La ternura de mi madre quedó
sepultada por las circunstancias.
Mis, desde ahora, hermanos mataban el tiempo en casa de
la señora Rosa y, desde el balcón, veían correr las aguas y los extraños objetos que arrastraban. De mi (rápido me la apropio) casa salían ruidos y voces atronadores.
Al día siguiente salió el sol y empezaron las aguas a secarse (bíblicamente). A mi padre el primer rayo de la mañana de Navidad, le pilló tumbado
en el suelo de la cocina, con los brazos abiertos, una sonrisa boba y calado
hasta los huesos. Así lo encontraron la señora Rosa y mis dos hermanos cuando fueron a ver el
resultado de lo acontecido.

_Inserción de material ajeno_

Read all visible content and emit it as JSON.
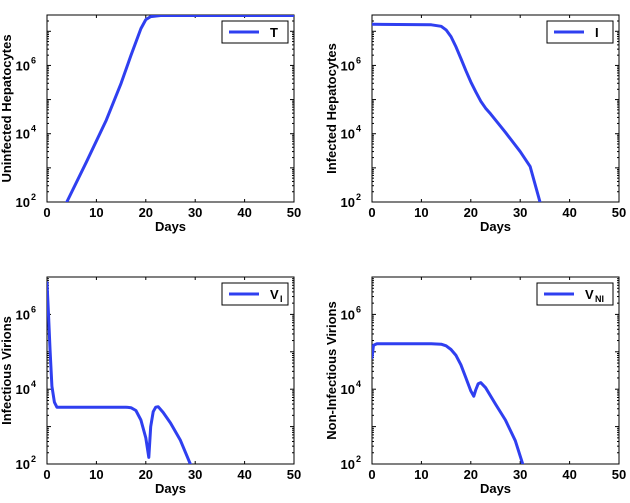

Parecía, dicen,
un crucificado sin cruz... (a lo Pontormo). Mis hermanos creyeron por un
momento que lo que se había producido durante aquella
noche había sido el martirio de nuestro progenitor. Superada esta
primera impresión subieron al piso de
arriba y observaron con indiferencia cómo mi madre
me amamantaba.
Mi infancia daba comienzo.
El acontecimiento de mi venida al mundo fue la condición necesaria para que a mi padre lo trasladaran desde
aquel bastión antisarraceno
y barrera infranqueable contra los estraperlistas que constituía El Portus, al desierto de Fortuna, avanzadilla del Sahel en Europa, como Vds. saben, y fortín frente a los ladrones de rumiantes. Antes tuvieron que
pasar 40 días, tantos cuantos pasó
Jesucristo ayunando en el desierto. Para contrarrestar esta deficiencia mis padres
se instalaron, ya en Fortuna, en una casa contigua a la carnicería de la Olinda.